En la comparecencia por lo de las supuestas escuchas a Cerdán, Sánchez, visiblemente cariacontecido, casi con tono funeral, dijo “no soy perfecto”. Es una frase que retumba, porque algunos atribuyen a Sánchez una muy buena opinión de si mismo, por decirlo de alguna manera, una seguridad a prueba de bomba. Dijo, o vino a decir, que se sentía acorralado, él o su gobierno, como quien interpreta que, en general, llevan algún tiempo segando la hierba bajo sus pies. La quiebra de la confianza siempre es dura, pero no son pocos los que se preguntan por qué todo llegó hasta ahí, a esa supuesta trastienda que revelan las grabaciones, que ahora estallan con violencia en el aire.
Sánchez reconoció, en medio del duro vértigo de las últimas horas, que no, que él no es perfecto. Y podría haber añadido, nunca está de más, que es humano, no un gélido gestor impenetrable, ni un hombre con la mandíbula de acero, sino, al menos en esta versión, alguien fieramente humano y doliente. Varias horas después, muchos creen que algo se ha roto: un vínculo, una confianza, y no me refiero a la de Sánchez y Cerdán, sino a la de Sánchez y sus socios (aunque los pactos se mantienen), y, lo que podría ser peor, la de Sánchez, o el socialismo que gobierna, y sus votantes. Sánchez sabe que lo difícil de verdad viene ahora.
El lado humano de la política está cada vez más desprestigiado. Conviene recuperarlo. Aunque sea en momentos de gran tribulación. Y convendría no olvidarlo. Reconocer la imperfección está muy bien, ya lo decía Billy Wilder al final de ‘Con faldas y a lo loco’. “Bueno, nadie es perfecto”. Eso es. Eso es. Dicen que hasta Elon Musk anda reconociendo equivocaciones por ahí… Creo que la imperfección ayuda mucho si sirve para hacernos más humanos.
Desconozco qué pasará con todo este asunto, y con algunos otros (como para ejercer de oráculo está la cosa), pero lo cierto es que la política es ya un territorio muy inflamable (más, cuanto más avanza la tecnología, me temo). Y el ciudadano asiste a estos arreones de realidad (presunta realidad, claro) como quien viaja en medio de una pavorosa tormenta. Ya no hay momentos tranquilos, todo es una inmensa zozobra desde que sale el sol hasta el ocaso.
La política hace tiempo que cumple su gran función dentro del entretenimiento.
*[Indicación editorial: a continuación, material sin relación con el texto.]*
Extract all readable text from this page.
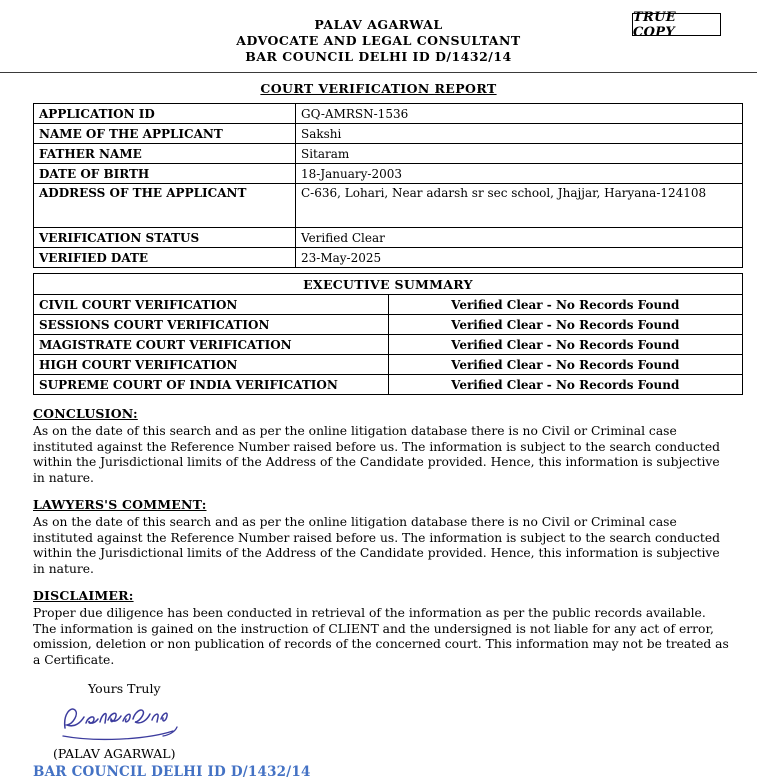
TRUE COPY
PALAV AGARWAL
ADVOCATE AND LEGAL CONSULTANT
BAR COUNCIL DELHI ID D/1432/14
COURT VERIFICATION REPORT
APPLICATION ID	GQ-AMRSN-1536
NAME OF THE APPLICANT	Sakshi
FATHER NAME	Sitaram
DATE OF BIRTH	18-January-2003
ADDRESS OF THE APPLICANT	C-636, Lohari, Near adarsh sr sec school, Jhajjar, Haryana-124108
VERIFICATION STATUS	Verified Clear
VERIFIED DATE	23-May-2025
EXECUTIVE SUMMARY	
CIVIL COURT VERIFICATION	Verified Clear - No Records Found
SESSIONS COURT VERIFICATION	Verified Clear - No Records Found
MAGISTRATE COURT VERIFICATION	Verified Clear - No Records Found
HIGH COURT VERIFICATION	Verified Clear - No Records Found
SUPREME COURT OF INDIA VERIFICATION	Verified Clear - No Records Found
CONCLUSION:
As on the date of this search and as per the online litigation database there is no Civil or Criminal case instituted against the Reference Number raised before us. The information is subject to the search conducted within the Jurisdictional limits of the Address of the Candidate provided. Hence, this information is subjective in nature.
LAWYERS'S COMMENT:
As on the date of this search and as per the online litigation database there is no Civil or Criminal case instituted against the Reference Number raised before us. The information is subject to the search conducted within the Jurisdictional limits of the Address of the Candidate provided. Hence, this information is subjective in nature.
DISCLAIMER:
Proper due diligence has been conducted in retrieval of the information as per the public records available. The information is gained on the instruction of CLIENT and the undersigned is not liable for any act of error, omission, deletion or non publication of records of the concerned court. This information may not be treated as a Certificate.
Yours Truly
(PALAV AGARWAL)
BAR COUNCIL DELHI ID D/1432/14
Está mal decirlo, pero, a pesar de la desolación, o del hartazgo (lo que deriva en desafección electoral, o en el aumento progresivo de las ideas antidemocráticas, Billy Wilder o Dios no lo permitan), las audiencias se arraciman ante programas portaaviones en los que se avizora algún tipo de derrumbe, en los que se crea un suspense (judicial o así), en los que florecen las conjeturas. Y las tertulias… De tal forma que la política termina construyendo un guion tragicómico (¿morboso?) que atrae fatalmente al espectador.
La política es como una bicicleta. Debes seguir pedaleando, aunque siempre existe el peligro de naturalizar la estupidez aquella de la frase franquista (también se le atribuye a Pinochet: quizás son frases típicas del diccionario de tiranos): “estábamos ante el abismo y hoy hemos dado un paso al frente”. Ojo con los pasos al frente cuando los abismos están cerca. A nada se debe cerrar los ojos, tampoco ampararse en el silencio: porque en la oscuridad muere la democracia. Pero también puede morir la democracia en la tormenta perfecta (las tormentas sí pueden ser perfectas), en el cultivo del odio. Trump utiliza exactamente esta técnica. Cuanto peor, mejor. En política, no se olvide, hay cosas en las que perdemos todos, más allá de las ideologías.